The Stability and Growth Pact is an agreement among the 28 member states of the EU. If a member state breaches the pact’s maximum limit for government deficit and debt, requests for corrective action are made through an Excessive Deficit Procedure (EDP) and if these corrective actions remain absent after warnings the member state can be hit with economic sanctions.
The formal decision on withdrawing the procedures against Poland was taken by EU members states’ finance ministers meeting in Luxembourg last month. Poland had been covered by the procedure since 2009. “The headline figure for the deficit was 3.2% of GDP in 2014, above the reference value of 3 percent of GDP. Costs are still occurring in 2014 from systemic pension reform in 1999 even after a law reversed the reform in December 2013. Once these net costs of pension reform from 1999 are taken into account, the deficit is below three percent of GDP in 2014 (2.7 percent in 2015).
Thus the Commission considers that Poland respects the deficit criterion of the Stability and Growth Pact,” the European Commission said in May after it made the decision. The decision allows for the Polish government to have a greater say on how public money is spent.
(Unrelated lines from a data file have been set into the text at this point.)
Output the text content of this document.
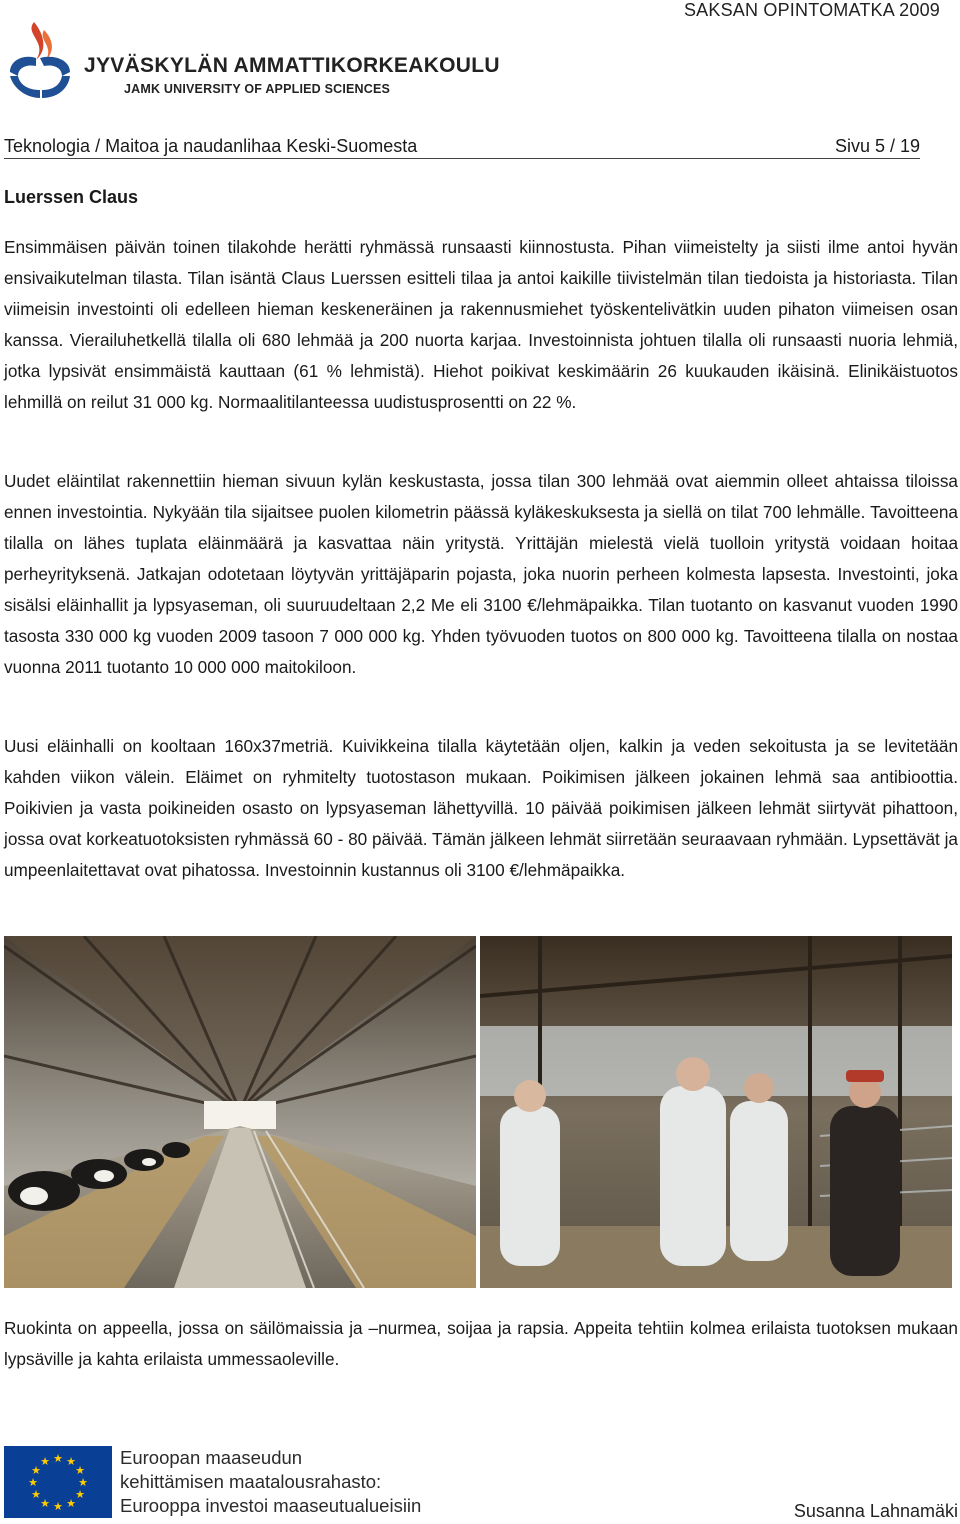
SAKSAN OPINTOMATKA 2009
JYVÄSKYLÄN AMMATTIKORKEAKOULU
JAMK UNIVERSITY OF APPLIED SCIENCES
Teknologia / Maitoa ja naudanlihaa Keski-Suomesta	Sivu 5 / 19
Luerssen Claus

Ensimmäisen päivän toinen tilakohde herätti ryhmässä runsaasti kiinnostusta. Pihan viimeistelty ja siisti ilme antoi hyvän ensivaikutelman tilasta. Tilan isäntä Claus Luerssen esitteli tilaa ja antoi kaikille tiivistelmän tilan tiedoista ja historiasta. Tilan viimeisin investointi oli edelleen hieman keskeneräinen ja rakennusmiehet työskentelivätkin uuden pihaton viimeisen osan kanssa. Vierailuhetkellä tilalla oli 680 lehmää ja 200 nuorta karjaa. Investoinnista johtuen tilalla oli runsaasti nuoria lehmiä, jotka lypsivät ensimmäistä kauttaan (61 % lehmistä). Hiehot poikivat keskimäärin 26 kuukauden ikäisinä. Elinikäistuotos lehmillä on reilut 31 000 kg. Normaalitilanteessa uudistusprosentti on 22 %.

Uudet eläintilat rakennettiin hieman sivuun kylän keskustasta, jossa tilan 300 lehmää ovat aiemmin olleet ahtaissa tiloissa ennen investointia. Nykyään tila sijaitsee puolen kilometrin päässä kyläkeskuksesta ja siellä on tilat 700 lehmälle. Tavoitteena tilalla on lähes tuplata eläinmäärä ja kasvattaa näin yritystä. Yrittäjän mielestä vielä tuolloin yritystä voidaan hoitaa perheyrityksenä. Jatkajan odotetaan löytyvän yrittäjäparin pojasta, joka nuorin perheen kolmesta lapsesta. Investointi, joka sisälsi eläinhallit ja lypsyaseman, oli suuruudeltaan 2,2 Me eli 3100 €/lehmäpaikka. Tilan tuotanto on kasvanut vuoden 1990 tasosta 330 000 kg vuoden 2009 tasoon 7 000 000 kg. Yhden työvuoden tuotos on 800 000 kg. Tavoitteena tilalla on nostaa vuonna 2011 tuotanto 10 000 000 maitokiloon.

Uusi eläinhalli on kooltaan 160x37metriä. Kuivikkeina tilalla käytetään oljen, kalkin ja veden sekoitusta ja se levitetään kahden viikon välein. Eläimet on ryhmitelty tuotostason mukaan. Poikimisen jälkeen jokainen lehmä saa antibioottia. Poikivien ja vasta poikineiden osasto on lypsyaseman lähettyvillä. 10 päivää poikimisen jälkeen lehmät siirtyvät pihattoon, jossa ovat korkeatuotoksisten ryhmässä 60 - 80 päivää. Tämän jälkeen lehmät siirretään seuraavaan ryhmään. Lypsettävät ja umpeenlaitettavat ovat pihatossa. Investoinnin kustannus oli 3100 €/lehmäpaikka.

Ruokinta on appeella, jossa on säilömaissia ja –nurmea, soijaa ja rapsia. Appeita tehtiin kolmea erilaista tuotoksen mukaan lypsäville ja kahta erilaista ummessaoleville.

★ ★
★
★
★
★
★
★
★
★
★
★	Euroopan maaseudun
kehittämisen maatalousrahasto:
Eurooppa investoi maaseutualueisiin	Susanna Lahnamäki
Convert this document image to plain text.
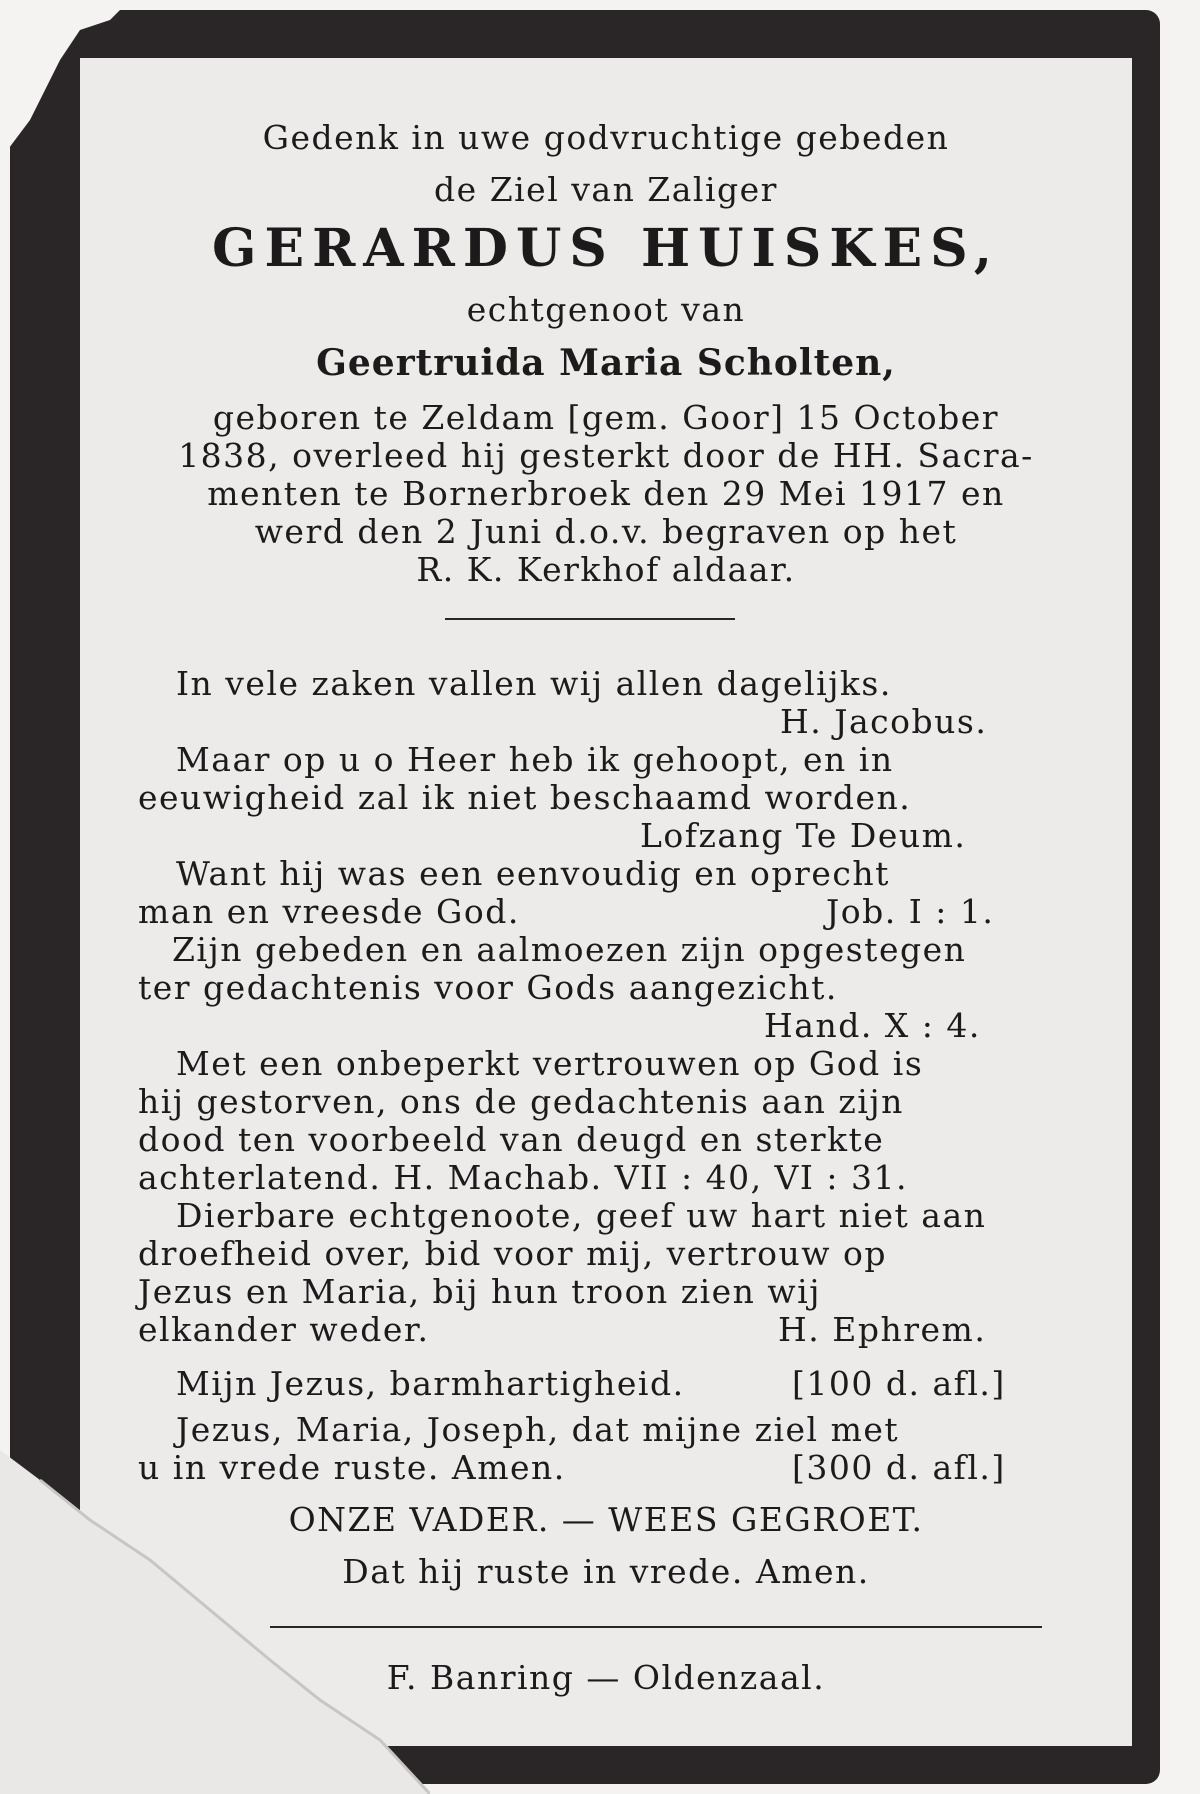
Gedenk in uwe godvruchtige gebeden
de Ziel van Zaliger
GERARDUS HUISKES,
echtgenoot van
Geertruida Maria Scholten,
geboren te Zeldam [gem. Goor] 15 October
1838, overleed hij gesterkt door de HH. Sacra-
menten te Bornerbroek den 29 Mei 1917 en
werd den 2 Juni d.o.v. begraven op het
R. K. Kerkhof aldaar.
In vele zaken vallen wij allen dagelijks.
H. Jacobus.
Maar op u o Heer heb ik gehoopt, en in
eeuwigheid zal ik niet beschaamd worden.
Lofzang Te Deum.
Want hij was een eenvoudig en oprecht
man en vreesde God.	Job. I : 1.
Zijn gebeden en aalmoezen zijn opgestegen
ter gedachtenis voor Gods aangezicht.
Hand. X : 4.
Met een onbeperkt vertrouwen op God is
hij gestorven, ons de gedachtenis aan zijn
dood ten voorbeeld van deugd en sterkte
achterlatend. H. Machab. VII : 40, VI : 31.
Dierbare echtgenoote, geef uw hart niet aan
droefheid over, bid voor mij, vertrouw op
Jezus en Maria, bij hun troon zien wij
elkander weder.	H. Ephrem.
Mijn Jezus, barmhartigheid.	[100 d. afl.]
Jezus, Maria, Joseph, dat mijne ziel met
u in vrede ruste. Amen.	[300 d. afl.]
ONZE VADER. — WEES GEGROET.
Dat hij ruste in vrede. Amen.
F. Banring — Oldenzaal.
It will allow Warsaw to raise public sector wages as well as introduce a tax break on research and development spending. “This means the end of special supervision of Polish public finances,” Finance Minister Mateusz Szczurek said 19 June.
He warned however that this was not permission to “become irresponsible.” EU commissioner Valdis Dombrovskis said Poland had only fallen below the three percent threshold after taking into account the costs of pension reform, estimated in 2014 at 0.4 percent of GDP. “It is necessary to note that Poland has held to the letter of the Growth and Stability Pact, but less so its spirit,” Dombrovskis said.